The objective of the invention is to provide the urologist with simple and gentle diagnostic urethral assembly and methodology for gaining a higher confidence in the diagnosis of BPH prior to or in lieu of aggressive clinical correction. The assembly of this invention allows for relatively simple flow examinations which aid obstruction detection, and location. Using the actual flow motivation of the bladder, the competency of the bladder is examined. The assembly, namely the combination of the body and the calibrated support probe, allows for data acquisition regarding the functionality of the entire proximal urinary tract. It should be further appreciated that, although there is an inherent value to the acquired flow information, like all urology flow information, some inconclusiveness about the cause of the insufficiencies or anomalies remains.
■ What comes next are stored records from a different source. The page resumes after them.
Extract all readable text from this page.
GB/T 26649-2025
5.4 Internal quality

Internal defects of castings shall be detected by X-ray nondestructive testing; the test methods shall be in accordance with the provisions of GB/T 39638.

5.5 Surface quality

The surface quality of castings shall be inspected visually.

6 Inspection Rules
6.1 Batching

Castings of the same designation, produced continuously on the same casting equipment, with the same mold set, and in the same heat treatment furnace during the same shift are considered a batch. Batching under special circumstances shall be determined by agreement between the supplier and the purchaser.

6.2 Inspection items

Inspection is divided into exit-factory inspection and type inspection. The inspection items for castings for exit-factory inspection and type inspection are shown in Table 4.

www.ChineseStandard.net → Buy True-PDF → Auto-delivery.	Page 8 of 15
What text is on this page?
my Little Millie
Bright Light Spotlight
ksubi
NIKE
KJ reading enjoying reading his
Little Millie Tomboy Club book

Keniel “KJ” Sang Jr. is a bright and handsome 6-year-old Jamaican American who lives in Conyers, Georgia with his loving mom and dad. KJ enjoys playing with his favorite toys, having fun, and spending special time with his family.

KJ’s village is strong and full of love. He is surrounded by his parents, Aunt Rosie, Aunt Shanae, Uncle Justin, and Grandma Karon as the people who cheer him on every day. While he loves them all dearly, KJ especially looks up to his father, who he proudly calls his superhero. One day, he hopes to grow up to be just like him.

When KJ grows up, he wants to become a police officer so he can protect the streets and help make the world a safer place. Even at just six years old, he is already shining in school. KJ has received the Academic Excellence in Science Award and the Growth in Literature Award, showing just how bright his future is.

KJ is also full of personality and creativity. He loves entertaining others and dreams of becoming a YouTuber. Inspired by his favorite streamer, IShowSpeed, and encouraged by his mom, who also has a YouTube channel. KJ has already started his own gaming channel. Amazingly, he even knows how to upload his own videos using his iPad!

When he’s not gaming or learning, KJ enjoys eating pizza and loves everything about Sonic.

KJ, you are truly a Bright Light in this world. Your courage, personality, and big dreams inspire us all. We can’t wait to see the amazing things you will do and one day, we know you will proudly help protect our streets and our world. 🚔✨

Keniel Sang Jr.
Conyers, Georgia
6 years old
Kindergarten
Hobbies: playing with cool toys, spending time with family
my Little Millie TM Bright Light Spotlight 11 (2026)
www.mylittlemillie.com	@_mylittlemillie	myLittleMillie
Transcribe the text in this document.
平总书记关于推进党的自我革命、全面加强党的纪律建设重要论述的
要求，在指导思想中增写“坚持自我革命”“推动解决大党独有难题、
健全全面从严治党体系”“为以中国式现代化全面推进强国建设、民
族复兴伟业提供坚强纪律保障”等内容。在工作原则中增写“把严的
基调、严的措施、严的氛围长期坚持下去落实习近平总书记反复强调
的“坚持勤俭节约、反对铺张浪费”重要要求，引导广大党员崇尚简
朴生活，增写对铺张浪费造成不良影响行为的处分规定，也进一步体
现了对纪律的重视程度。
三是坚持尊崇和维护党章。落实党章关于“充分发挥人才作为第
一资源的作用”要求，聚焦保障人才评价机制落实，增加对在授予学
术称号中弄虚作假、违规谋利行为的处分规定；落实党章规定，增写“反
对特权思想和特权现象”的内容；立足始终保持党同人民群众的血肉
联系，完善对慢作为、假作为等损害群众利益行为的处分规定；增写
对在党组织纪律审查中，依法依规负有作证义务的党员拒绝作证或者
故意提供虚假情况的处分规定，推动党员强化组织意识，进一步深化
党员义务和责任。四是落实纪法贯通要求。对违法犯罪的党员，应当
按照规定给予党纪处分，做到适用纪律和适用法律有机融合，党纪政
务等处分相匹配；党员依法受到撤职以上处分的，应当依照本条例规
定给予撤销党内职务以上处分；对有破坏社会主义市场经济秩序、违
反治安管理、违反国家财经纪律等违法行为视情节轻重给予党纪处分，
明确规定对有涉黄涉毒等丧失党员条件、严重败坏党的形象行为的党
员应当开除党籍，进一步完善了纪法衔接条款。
The electrical activity relating the micturition cycle often varies widely between cycles, and the strength of the detrusor function of the bladder and relaxation of the sphincters also vary. For this reason, the second function that is enabled by the assembly of the subject invention, namely that of producing an impression of the urethra at specific conditions, is very important. The impressions are formed without the necessity of a full bladder, or active micturition. The impressions allow a valuable feature as either an adjunct to the flow differential diagnosis procedure, or independently, as does the flow differential diagnosis procedure.